賢妃也是個雷厲風行的性子,傍晚說了養魚不算,她還專門遣人去了未央宮,還給林青鸞送了個擺設,說是賢妃娘娘的謝禮。
林青鸞自然收了,她和賢妃都心知肚明,並不是兩人如何意趣相投感情親密,而是在針對翟家這一點上,敵人的敵人就是朋友啊。
好不容易壓下去一個勤妃,自不能讓翟家再占一個妃位。
是夜,萬安宮按時熄了燈火,林青鸞剛躺下,還未等來後窗戶的動靜,便接到一個匆匆忙忙來傳旨的小太監。
卻是上官冽要往萬安宮來了。
林青鸞:……
要不然還是一刀捅死算了吧?
不管心裏如何滋味,林青鸞還是起身迎駕,結果也不知道是她運氣好,還是倒黴,上官冽剛到門口,便又有宮人風風火火來尋皇上,卻是說勤嬪早產,這就要生了。
於是林青鸞又披了披風,和上官冽一起往紫蘭殿去。
萬安宮距離紫蘭殿最遠,兩人到的時候,皇後和賢妃等人已經在那了。
“皇上,勤嬪……”翟含景急急迎上來,麵上的擔憂不是假的,“產婆說,勤嬪胎位不好,又是早產,很是危險呢!”
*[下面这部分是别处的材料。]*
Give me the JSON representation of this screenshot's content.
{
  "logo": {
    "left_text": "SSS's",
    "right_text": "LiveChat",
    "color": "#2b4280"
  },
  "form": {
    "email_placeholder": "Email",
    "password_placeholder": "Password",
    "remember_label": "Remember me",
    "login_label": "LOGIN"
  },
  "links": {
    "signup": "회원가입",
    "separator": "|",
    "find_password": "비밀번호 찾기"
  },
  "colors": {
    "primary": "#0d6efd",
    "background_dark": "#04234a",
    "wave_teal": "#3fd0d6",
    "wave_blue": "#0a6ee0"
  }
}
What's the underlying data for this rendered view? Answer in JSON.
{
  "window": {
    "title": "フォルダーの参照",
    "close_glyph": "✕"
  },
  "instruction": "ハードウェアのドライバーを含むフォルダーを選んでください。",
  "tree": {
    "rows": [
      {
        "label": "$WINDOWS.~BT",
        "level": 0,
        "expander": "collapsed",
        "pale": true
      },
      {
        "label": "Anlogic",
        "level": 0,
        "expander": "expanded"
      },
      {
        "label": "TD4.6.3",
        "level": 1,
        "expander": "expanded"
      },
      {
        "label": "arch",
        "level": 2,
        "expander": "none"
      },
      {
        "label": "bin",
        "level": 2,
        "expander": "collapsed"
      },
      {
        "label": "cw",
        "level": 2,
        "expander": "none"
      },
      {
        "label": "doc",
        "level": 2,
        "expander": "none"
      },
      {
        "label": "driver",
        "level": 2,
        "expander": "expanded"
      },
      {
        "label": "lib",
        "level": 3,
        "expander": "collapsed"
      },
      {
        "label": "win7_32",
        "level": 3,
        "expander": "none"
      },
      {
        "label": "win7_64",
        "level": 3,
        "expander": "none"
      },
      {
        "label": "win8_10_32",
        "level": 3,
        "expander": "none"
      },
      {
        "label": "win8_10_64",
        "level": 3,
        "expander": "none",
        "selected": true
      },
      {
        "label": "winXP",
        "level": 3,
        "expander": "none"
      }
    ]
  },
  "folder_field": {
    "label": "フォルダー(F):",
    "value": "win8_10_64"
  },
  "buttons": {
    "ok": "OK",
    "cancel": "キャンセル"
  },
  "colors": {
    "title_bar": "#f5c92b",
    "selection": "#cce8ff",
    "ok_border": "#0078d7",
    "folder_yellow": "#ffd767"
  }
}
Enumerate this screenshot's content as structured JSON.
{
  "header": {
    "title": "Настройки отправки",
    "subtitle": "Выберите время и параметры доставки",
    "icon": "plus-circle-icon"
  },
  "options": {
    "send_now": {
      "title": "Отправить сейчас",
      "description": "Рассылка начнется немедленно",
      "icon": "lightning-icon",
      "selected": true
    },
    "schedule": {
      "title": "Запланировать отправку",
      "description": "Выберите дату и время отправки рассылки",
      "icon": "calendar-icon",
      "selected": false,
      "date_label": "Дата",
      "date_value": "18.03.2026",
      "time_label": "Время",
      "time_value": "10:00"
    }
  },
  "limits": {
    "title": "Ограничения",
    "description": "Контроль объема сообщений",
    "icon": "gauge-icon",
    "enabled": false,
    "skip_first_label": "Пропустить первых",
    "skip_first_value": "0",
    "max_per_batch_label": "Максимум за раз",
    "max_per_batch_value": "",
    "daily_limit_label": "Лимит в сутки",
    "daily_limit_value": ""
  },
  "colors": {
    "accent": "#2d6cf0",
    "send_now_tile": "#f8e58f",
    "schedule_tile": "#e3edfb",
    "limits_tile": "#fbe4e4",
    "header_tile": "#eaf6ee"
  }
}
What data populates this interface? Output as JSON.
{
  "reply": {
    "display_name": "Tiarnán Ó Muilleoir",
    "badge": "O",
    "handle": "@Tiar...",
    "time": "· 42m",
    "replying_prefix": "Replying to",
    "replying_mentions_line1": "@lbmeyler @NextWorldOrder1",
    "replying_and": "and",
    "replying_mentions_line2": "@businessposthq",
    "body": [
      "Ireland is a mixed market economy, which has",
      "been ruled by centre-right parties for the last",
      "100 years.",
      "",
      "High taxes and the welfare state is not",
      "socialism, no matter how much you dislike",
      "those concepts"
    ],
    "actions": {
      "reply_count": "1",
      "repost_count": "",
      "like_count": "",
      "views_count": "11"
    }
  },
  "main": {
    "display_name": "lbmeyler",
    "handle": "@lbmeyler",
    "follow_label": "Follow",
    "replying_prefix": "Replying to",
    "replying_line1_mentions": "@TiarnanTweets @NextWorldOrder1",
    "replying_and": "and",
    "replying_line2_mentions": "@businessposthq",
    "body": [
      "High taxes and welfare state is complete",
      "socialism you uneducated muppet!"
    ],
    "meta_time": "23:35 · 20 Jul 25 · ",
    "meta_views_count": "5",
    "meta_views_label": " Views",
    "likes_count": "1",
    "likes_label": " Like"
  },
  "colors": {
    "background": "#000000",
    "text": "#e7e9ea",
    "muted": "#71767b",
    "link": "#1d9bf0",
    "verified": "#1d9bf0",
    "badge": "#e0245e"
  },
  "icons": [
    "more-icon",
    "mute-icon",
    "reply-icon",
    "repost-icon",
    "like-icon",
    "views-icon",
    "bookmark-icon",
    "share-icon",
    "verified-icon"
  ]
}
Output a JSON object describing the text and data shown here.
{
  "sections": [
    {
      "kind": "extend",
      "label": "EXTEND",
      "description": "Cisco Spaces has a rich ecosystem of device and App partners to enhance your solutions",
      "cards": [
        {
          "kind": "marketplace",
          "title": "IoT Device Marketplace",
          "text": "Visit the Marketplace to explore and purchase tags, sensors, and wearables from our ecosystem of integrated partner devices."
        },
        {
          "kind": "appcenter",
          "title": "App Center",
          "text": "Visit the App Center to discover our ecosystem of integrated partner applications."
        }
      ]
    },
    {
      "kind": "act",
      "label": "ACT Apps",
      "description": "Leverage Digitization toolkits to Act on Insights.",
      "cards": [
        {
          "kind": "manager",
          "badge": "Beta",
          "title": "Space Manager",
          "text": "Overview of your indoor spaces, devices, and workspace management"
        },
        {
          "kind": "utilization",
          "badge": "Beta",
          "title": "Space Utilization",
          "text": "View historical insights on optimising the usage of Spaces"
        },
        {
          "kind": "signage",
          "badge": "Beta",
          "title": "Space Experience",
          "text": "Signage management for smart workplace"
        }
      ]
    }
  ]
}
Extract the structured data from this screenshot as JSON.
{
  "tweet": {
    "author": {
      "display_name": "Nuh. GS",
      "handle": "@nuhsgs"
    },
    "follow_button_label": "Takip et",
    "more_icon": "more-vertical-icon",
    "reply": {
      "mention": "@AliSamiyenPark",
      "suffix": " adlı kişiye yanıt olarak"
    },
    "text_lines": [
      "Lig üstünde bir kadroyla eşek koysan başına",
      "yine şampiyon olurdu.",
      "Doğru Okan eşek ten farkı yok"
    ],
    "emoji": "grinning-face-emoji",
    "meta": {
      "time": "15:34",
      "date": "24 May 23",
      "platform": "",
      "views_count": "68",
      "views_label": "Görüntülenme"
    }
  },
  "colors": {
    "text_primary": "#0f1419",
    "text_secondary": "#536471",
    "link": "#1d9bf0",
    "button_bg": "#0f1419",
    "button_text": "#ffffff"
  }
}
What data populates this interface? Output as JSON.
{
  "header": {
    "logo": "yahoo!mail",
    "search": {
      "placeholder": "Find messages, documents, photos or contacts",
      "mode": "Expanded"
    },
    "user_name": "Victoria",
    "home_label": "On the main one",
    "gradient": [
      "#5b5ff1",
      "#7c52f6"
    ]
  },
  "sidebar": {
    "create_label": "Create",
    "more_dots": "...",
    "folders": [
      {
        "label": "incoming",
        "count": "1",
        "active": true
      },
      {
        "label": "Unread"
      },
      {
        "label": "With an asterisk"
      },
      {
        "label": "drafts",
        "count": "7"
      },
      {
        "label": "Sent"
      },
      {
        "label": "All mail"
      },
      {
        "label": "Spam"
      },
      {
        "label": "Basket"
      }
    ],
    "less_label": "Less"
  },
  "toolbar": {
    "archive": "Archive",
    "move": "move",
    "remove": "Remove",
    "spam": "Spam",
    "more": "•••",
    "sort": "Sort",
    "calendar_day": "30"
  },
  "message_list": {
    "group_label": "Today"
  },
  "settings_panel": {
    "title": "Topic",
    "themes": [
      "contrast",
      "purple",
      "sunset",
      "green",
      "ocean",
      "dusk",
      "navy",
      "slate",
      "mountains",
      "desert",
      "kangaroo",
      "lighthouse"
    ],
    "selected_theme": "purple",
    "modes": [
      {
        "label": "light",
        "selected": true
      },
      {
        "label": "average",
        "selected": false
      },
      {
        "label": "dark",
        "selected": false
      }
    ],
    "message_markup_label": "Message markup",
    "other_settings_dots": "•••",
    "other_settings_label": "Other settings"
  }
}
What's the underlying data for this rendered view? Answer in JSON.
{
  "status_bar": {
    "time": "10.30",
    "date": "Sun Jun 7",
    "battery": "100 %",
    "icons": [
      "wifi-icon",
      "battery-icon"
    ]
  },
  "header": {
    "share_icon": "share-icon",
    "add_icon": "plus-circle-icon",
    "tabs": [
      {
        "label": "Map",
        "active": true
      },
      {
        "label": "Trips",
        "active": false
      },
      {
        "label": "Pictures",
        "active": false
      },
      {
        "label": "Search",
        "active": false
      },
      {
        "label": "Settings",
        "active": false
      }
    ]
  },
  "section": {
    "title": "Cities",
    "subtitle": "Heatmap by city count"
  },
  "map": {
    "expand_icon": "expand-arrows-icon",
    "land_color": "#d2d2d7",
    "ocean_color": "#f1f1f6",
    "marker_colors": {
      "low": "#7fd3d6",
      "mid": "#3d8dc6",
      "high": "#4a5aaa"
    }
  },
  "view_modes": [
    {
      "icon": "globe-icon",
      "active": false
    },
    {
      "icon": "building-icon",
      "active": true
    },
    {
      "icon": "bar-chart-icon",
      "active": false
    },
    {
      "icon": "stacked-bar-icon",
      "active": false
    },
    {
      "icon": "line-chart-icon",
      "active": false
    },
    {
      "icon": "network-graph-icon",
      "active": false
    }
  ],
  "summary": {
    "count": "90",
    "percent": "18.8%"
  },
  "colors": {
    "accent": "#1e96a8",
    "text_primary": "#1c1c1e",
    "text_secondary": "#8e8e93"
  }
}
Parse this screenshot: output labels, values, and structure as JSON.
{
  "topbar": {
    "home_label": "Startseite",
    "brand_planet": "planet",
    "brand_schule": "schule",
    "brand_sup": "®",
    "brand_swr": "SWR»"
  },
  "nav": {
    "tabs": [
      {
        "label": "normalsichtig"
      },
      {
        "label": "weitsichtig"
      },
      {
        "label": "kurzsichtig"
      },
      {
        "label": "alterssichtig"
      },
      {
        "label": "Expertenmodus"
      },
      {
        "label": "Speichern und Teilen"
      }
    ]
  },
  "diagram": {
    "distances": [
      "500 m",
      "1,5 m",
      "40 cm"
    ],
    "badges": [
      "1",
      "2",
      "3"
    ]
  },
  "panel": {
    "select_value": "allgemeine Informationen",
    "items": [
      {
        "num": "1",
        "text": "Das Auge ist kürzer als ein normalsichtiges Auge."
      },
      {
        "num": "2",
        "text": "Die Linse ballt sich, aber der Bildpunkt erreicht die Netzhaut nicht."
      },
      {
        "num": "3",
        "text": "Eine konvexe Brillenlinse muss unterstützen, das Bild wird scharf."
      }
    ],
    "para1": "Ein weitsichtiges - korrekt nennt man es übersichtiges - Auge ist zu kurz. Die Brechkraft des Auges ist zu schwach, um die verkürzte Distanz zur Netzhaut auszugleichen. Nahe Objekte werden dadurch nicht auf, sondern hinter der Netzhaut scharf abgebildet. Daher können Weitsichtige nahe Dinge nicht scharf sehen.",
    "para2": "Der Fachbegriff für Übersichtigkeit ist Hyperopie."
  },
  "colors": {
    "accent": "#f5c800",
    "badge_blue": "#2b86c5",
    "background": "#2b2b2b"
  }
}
“怎會忽然就早產了呢?這不是還有一個月的預產期?”卻是賢妃在問,她這邊還沒籌謀好呢,勤嬪竟然都要生了!真是晦氣!
翟含景心知肚明是勤嬪不能接受降位之事,一時憂心太過導致早產,但對著上官冽也不能直說,上官冽卻直接哼道:“卻是因著朕,記恨朕了?”
“怎會!”翟含景趕緊道,“是……是奴才伺候不經心,讓勤嬪受驚嚇了!”
“哪個奴才?這般不會伺候,拉出去打死吧。”上官冽淡淡說完,便拂袖進了內殿。
翟含景麵有尷尬,賢妃卻是哼笑一聲,跟著就要進去。
林青鸞笑眯眯道:“皇後娘娘辛苦了,若不是早上有太醫診脈,確認那時候勤嬪的胎還無恙,臣妾還以為是被臣妾打的呢。”